A federal judge in Chicago recently taught a painful lesson to an Illinois employer: even if information is sufficiently sensitive and valuable that it could qualify as a “trade secret,” it won’t unless the owner of the information took adequate steps to protect its secrecy.
In a thorough opinion issued in the case, Abrasic 90 Inc., d/b/a CGW Camel Grinding Wheels, USA v. Weldcote Metals, Inc., Joseph O’Mera and Colleen Cervencik, U.S. District Judge John J. Tharp, Jr. of the Northern District of Illinois explained that “there are two basic elements to the analysis” of whether information qualifies as a “trade secret”: (1) the information “must have been sufficiently secret to impart economic value because of its relative secrecy” and (2) the owner “must have made reasonable efforts to maintain the secrecy of the information” (internal quotation omitted).
According to Judge Tharp’s opinion in Abrasic 90 Inc., when the long-time president of grinding disc manufacturer CGW Camel Grinding Wheels (“CGW”) left CGW to start a competing business, Weldcote Metals, Inc. (“Weldcote”), he took with him a flash drive with information about CGW’s pricing, customers, and suppliers. He later hired another former CGW employee to join him at Weldcote and she, too, brought with her CGW information that she believed “might be helpful to her at Weldcote.” Some of this CGW information was uploaded to Weldcote’s computers and used “as a general reference point and a benchmark when determining some of Weldcote’s initial needs,” and some of the CGW information was shared with Weldcote sales reps, who were “instructed” to “target key CGW distributors.”
With these facts, CGW no doubt thought it had a compelling claim for trade secret misappropriation and that it was likely to receive injunctive relief. But Judge Tharp denied CGW’s request for a preliminary injunction under the federal Defend Trade Secrets Act and the Illinois Trade Secrets Act, in large part because he found that CGW had taken “almost no measures to safeguard the information that it now maintains was invaluable to its competitors.” In fact, Judge Tharp wrote that CGW’s data security “was so lacking that it is difficult to identify the most significant shortcoming.”

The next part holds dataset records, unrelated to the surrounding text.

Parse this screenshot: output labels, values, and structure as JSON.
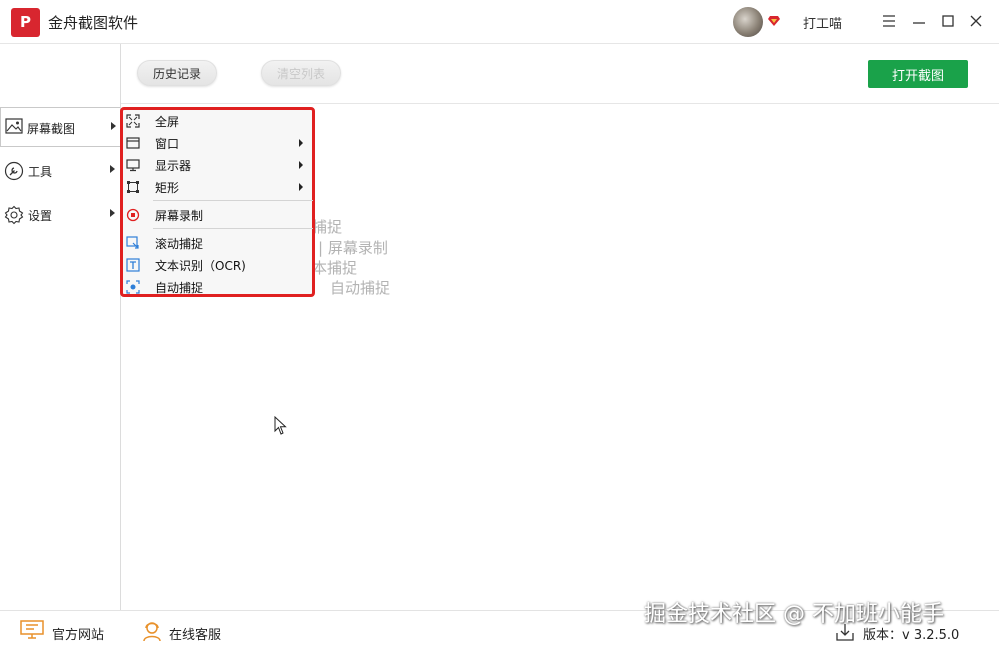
{
  "app": {
    "logo_text": "P",
    "title": "金舟截图软件",
    "username": "打工喵"
  },
  "sidebar": {
    "items": [
      {
        "label": "屏幕截图",
        "icon": "image-icon"
      },
      {
        "label": "工具",
        "icon": "wrench-icon"
      },
      {
        "label": "设置",
        "icon": "gear-icon"
      }
    ]
  },
  "toolbar": {
    "history_label": "历史记录",
    "clear_label": "清空列表",
    "open_label": "打开截图"
  },
  "hints": {
    "line1": "捕捉",
    "line2": "|  屏幕录制",
    "line3": "本捕捉",
    "line4": "自动捕捉"
  },
  "menu": {
    "items": [
      {
        "label": "全屏",
        "icon": "fullscreen-icon",
        "submenu": false
      },
      {
        "label": "窗口",
        "icon": "window-icon",
        "submenu": true
      },
      {
        "label": "显示器",
        "icon": "monitor-icon",
        "submenu": true
      },
      {
        "label": "矩形",
        "icon": "rectangle-icon",
        "submenu": true
      },
      {
        "label": "屏幕录制",
        "icon": "record-icon",
        "submenu": false
      },
      {
        "label": "滚动捕捉",
        "icon": "scroll-capture-icon",
        "submenu": false
      },
      {
        "label": "文本识别（OCR)",
        "icon": "text-ocr-icon",
        "submenu": false
      },
      {
        "label": "自动捕捉",
        "icon": "auto-capture-icon",
        "submenu": false
      }
    ],
    "highlight_color": "#e02020"
  },
  "footer": {
    "website_label": "官方网站",
    "support_label": "在线客服",
    "version_label": "版本：v 3.2.5.0",
    "watermark": "掘金技术社区 @ 不加班小能手"
  },
  "colors": {
    "primary": "#1aa24a",
    "brand": "#d8262f",
    "accent_orange": "#e8912b"
  }
}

According to Judge Tharp, the following were among the data security measures that CGW could have taken, but did not:
- entering into non-disclosure and confidentiality agreements with employees;
- enacting a policy regarding the confidentiality of business information “beyond a vague, generalized admonition about not discussing CGW business outside of work”;
- training “employees as to their obligation to keep certain categories of information confidential”;
- asking departing employees whether they possessed any confidential company information, and if they do, instructing them to return or delete it;
- adequately training CGW’s IT manager about data security practices;
- restricting access to sensitive information on a need-to-know basis; and
- as appropriate, labelling documents “proprietary” or “confidential.”
And so, the moral of this story is that if a company wants to claim that its information is a statutory trade secret, it needs to employ information security measures reasonably consistent with that claim. Companies which ignore the lesson taught by Judge Tharp do so at their own peril.